Describing lift as the result of "equal transit time" on both side of an airfoil is widely found in technical books and articles for general public.
Is it taught this way in flight schools?
Please note that the question is not about aerodynamics itself, but about what is (or was) usually taught to pilots. In particular: are (were) pilots provided with the limited view of the lift as being mostly due to the equal transit time constraint, a theory widely encountered in general public literature, but which cannot explain how a symmetric airfoil works. The two theories provided below are just concrete examples for illustration of what can be found in general public literature.

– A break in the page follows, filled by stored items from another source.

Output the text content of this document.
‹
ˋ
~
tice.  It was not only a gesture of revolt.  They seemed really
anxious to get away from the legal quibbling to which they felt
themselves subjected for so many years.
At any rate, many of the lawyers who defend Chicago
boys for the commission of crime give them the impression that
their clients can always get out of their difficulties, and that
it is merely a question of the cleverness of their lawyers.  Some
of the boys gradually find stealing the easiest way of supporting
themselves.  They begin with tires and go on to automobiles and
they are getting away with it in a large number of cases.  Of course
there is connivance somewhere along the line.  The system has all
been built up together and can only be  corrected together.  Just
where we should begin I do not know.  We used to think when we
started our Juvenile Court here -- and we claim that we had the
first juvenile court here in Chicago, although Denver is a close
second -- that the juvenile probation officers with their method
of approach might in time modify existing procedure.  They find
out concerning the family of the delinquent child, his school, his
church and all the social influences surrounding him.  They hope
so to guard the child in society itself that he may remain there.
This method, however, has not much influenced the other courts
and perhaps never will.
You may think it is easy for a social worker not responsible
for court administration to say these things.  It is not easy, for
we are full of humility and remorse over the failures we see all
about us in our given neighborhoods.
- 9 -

Theory of lift from equal transit
Some people explain all aerodynamic lift by the differential of pressure between lower and upper sides of a wing created by Bernoulli principle. They say:
Air has to move a longer distance on the upper side because of the curve of the profile (not correct for all wing profiles).
Both sides must be traveled in an equal amount of time so that air molecules that were nearby ahead of the wing, will meet again behind it (may be right or wrong.)

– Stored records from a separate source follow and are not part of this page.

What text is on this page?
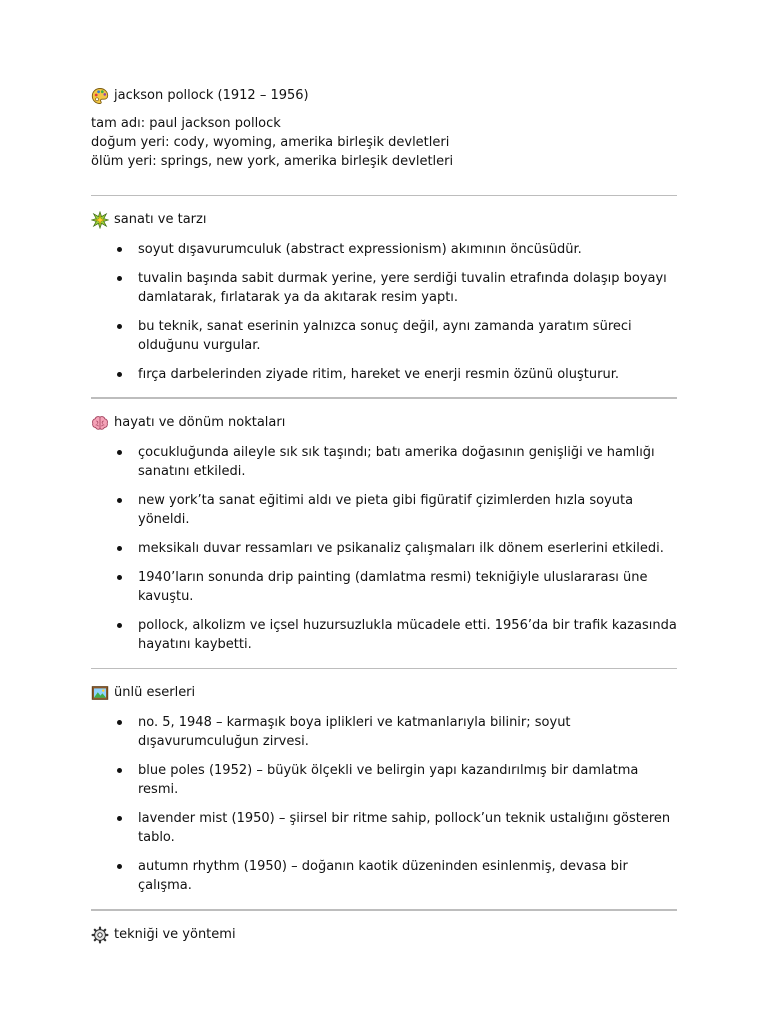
jackson pollock (1912 – 1956)
tam adı: paul jackson pollock
doğum yeri: cody, wyoming, amerika birleşik devletleri
ölüm yeri: springs, new york, amerika birleşik devletleri
sanatı ve tarzı
soyut dışavurumculuk (abstract expressionism) akımının öncüsüdür.
tuvalin başında sabit durmak yerine, yere serdiği tuvalin etrafında dolaşıp boyayı damlatarak, fırlatarak ya da akıtarak resim yaptı.
bu teknik, sanat eserinin yalnızca sonuç değil, aynı zamanda yaratım süreci olduğunu vurgular.
fırça darbelerinden ziyade ritim, hareket ve enerji resmin özünü oluşturur.
hayatı ve dönüm noktaları
çocukluğunda aileyle sık sık taşındı; batı amerika doğasının genişliği ve hamlığı sanatını etkiledi.
new york’ta sanat eğitimi aldı ve pieta gibi figüratif çizimlerden hızla soyuta yöneldi.
meksikalı duvar ressamları ve psikanaliz çalışmaları ilk dönem eserlerini etkiledi.
1940’ların sonunda drip painting (damlatma resmi) tekniğiyle uluslararası üne kavuştu.
pollock, alkolizm ve içsel huzursuzlukla mücadele etti. 1956’da bir trafik kazasında hayatını kaybetti.
ünlü eserleri
no. 5, 1948 – karmaşık boya iplikleri ve katmanlarıyla bilinir; soyut dışavurumculuğun zirvesi.
blue poles (1952) – büyük ölçekli ve belirgin yapı kazandırılmış bir damlatma resmi.
lavender mist (1950) – şiirsel bir ritme sahip, pollock’un teknik ustalığını gösteren tablo.
autumn rhythm (1950) – doğanın kaotik düzeninden esinlenmiş, devasa bir çalışma.
tekniği ve yöntemi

From those assumptions, they infer this way:
Air on the upper side must travel faster than on the lower side because of the difference of distance to be traveled.

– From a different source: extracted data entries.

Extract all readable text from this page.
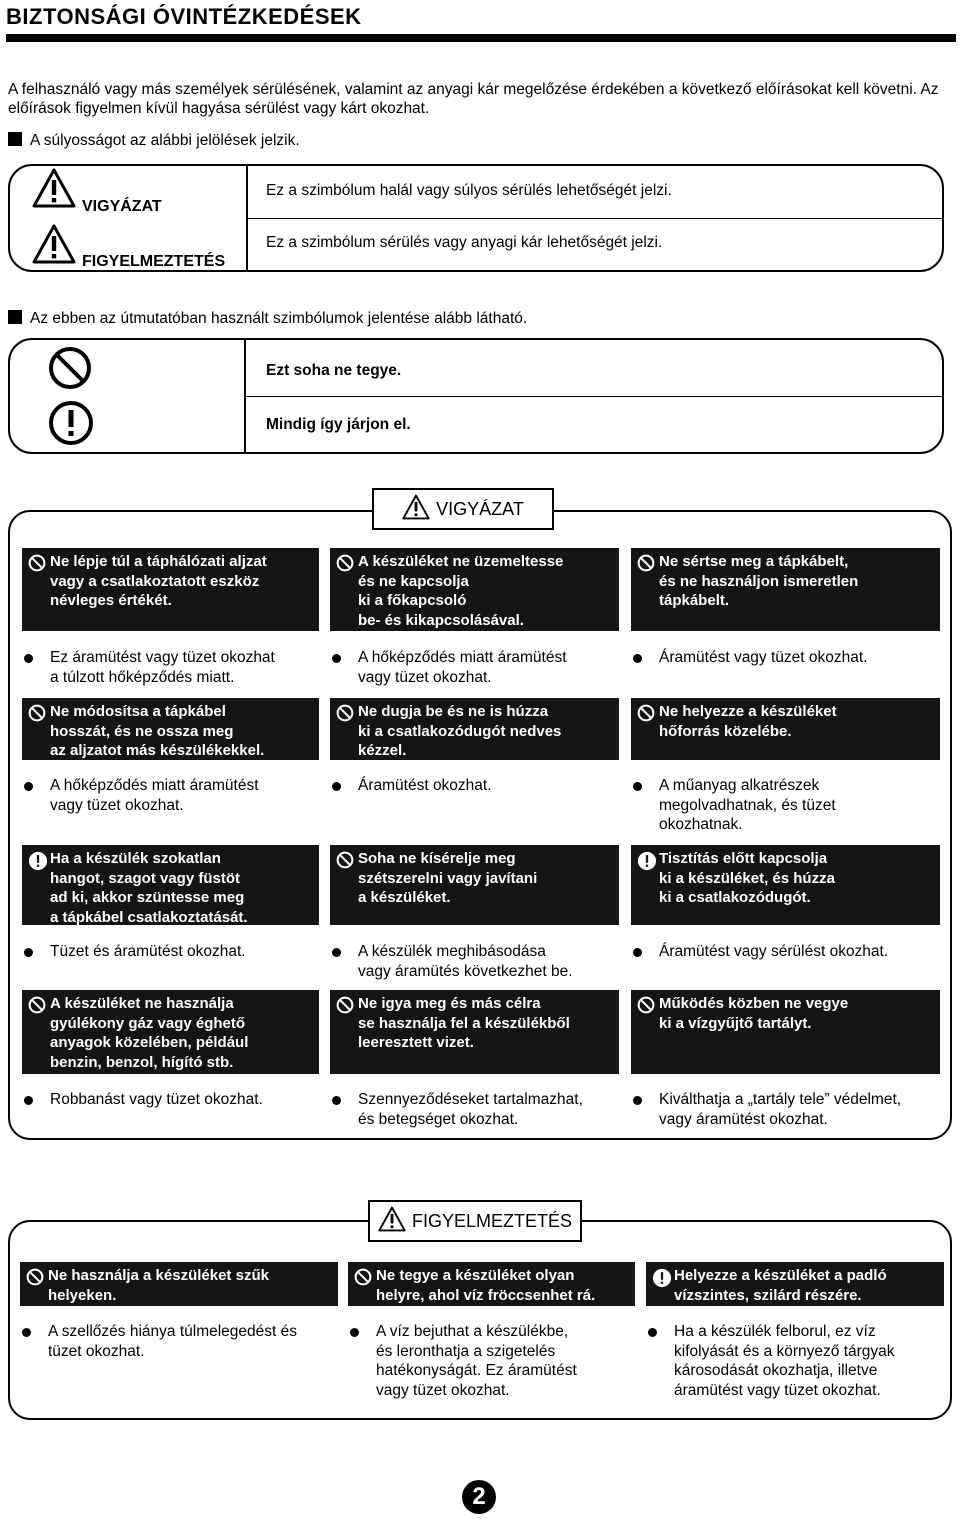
BIZTONSÁGI ÓVINTÉZKEDÉSEK
A felhasználó vagy más személyek sérülésének, valamint az anyagi kár megelőzése érdekében a következő előírásokat kell követni. Az előírások figyelmen kívül hagyása sérülést vagy kárt okozhat.
A súlyosságot az alábbi jelölések jelzik.
VIGYÁZAT
Ez a szimbólum halál vagy súlyos sérülés lehetőségét jelzi.
FIGYELMEZTETÉS
Ez a szimbólum sérülés vagy anyagi kár lehetőségét jelzi.
Az ebben az útmutatóban használt szimbólumok jelentése alább látható.
Ezt soha ne tegye.
Mindig így járjon el.
VIGYÁZAT
Ne lépje túl a táphálózati aljzat
vagy a csatlakoztatott eszköz
névleges értékét.
Ez áramütést vagy tüzet okozhat
a túlzott hőképződés miatt.
A készüléket ne üzemeltesse
és ne kapcsolja
ki a főkapcsoló
be- és kikapcsolásával.
A hőképződés miatt áramütést
vagy tüzet okozhat.
Ne sértse meg a tápkábelt,
és ne használjon ismeretlen
tápkábelt.
Áramütést vagy tüzet okozhat.
Ne módosítsa a tápkábel
hosszát, és ne ossza meg
az aljzatot más készülékekkel.
A hőképződés miatt áramütést
vagy tüzet okozhat.
Ne dugja be és ne is húzza
ki a csatlakozódugót nedves
kézzel.
Áramütést okozhat.
Ne helyezze a készüléket
hőforrás közelébe.
A műanyag alkatrészek
megolvadhatnak, és tüzet
okozhatnak.
Ha a készülék szokatlan
hangot, szagot vagy füstöt
ad ki, akkor szüntesse meg
a tápkábel csatlakoztatását.
Tüzet és áramütést okozhat.
Soha ne kísérelje meg
szétszerelni vagy javítani
a készüléket.
A készülék meghibásodása
vagy áramütés következhet be.
Tisztítás előtt kapcsolja
ki a készüléket, és húzza
ki a csatlakozódugót.
Áramütést vagy sérülést okozhat.
A készüléket ne használja
gyúlékony gáz vagy éghető
anyagok közelében, például
benzin, benzol, hígító stb.
Robbanást vagy tüzet okozhat.
Ne igya meg és más célra
se használja fel a készülékből
leeresztett vizet.
Szennyeződéseket tartalmazhat,
és betegséget okozhat.
Működés közben ne vegye
ki a vízgyűjtő tartályt.
Kiválthatja a „tartály tele” védelmet,
vagy áramütést okozhat.
FIGYELMEZTETÉS
Ne használja a készüléket szűk
helyeken.
A szellőzés hiánya túlmelegedést és
tüzet okozhat.
Ne tegye a készüléket olyan
helyre, ahol víz fröccsenhet rá.
A víz bejuthat a készülékbe,
és leronthatja a szigetelés
hatékonyságát. Ez áramütést
vagy tüzet okozhat.
Helyezze a készüléket a padló
vízszintes, szilárd részére.
Ha a készülék felborul, ez víz
kifolyását és a környező tárgyak
károsodását okozhatja, illetve
áramütést vagy tüzet okozhat.
2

By Bernoulli's principle accelerated airflow has lower pressure.
Pressure is then lower on top of the wing, and higher on bottom.
Hence the wing receives a force which has a vertical component upward. This component balances the weight of the aircraft, and allows to stay aloft.
Such explanation, -a one that is very often used, including in aviation books- is a misconception. NASA explains that if lift is computed from fluid laws, based on airspeed on both sides of the airfoil, the result will not be in line with what is observed in real life.
This theory cannot explain why a symmetrical airfoil works, or how an aircraft can fly upside down.
NASA, identifies it's clearly an incorrect theory.
Theory of lift from downwash
To simplify, let's say the wing is traveling horizontally in the air.
The wing, because of the angle for attacking the airflow, and also because of its camber, moves the air vertically, first upward a little bit and then downward in a greater quantity.
From that, advocates of this theory infer:
The airflow exerts a downward force on the air around the airplane, like a ramjet that would be vertical.
According to Newton's 3rd law of motion "when one body exerts a force on a second body, the second body simultaneously exerts a force equal in magnitude and opposite in direction on the first body".
Hence there is a reaction pushing the wing upward (like the ramjet is pushed forward), and creating the lift.
All details of lift are difficult to explain accurately. Lift involves both acceleration and downwash, in a ratio variable with airspeed, angle of attack, and airfoil.
As pointed out by ratchet freak, there is a good discussion on lift theory in the Physics forum.
Also Bernoulli vs Newton is a good starter on a search engine.)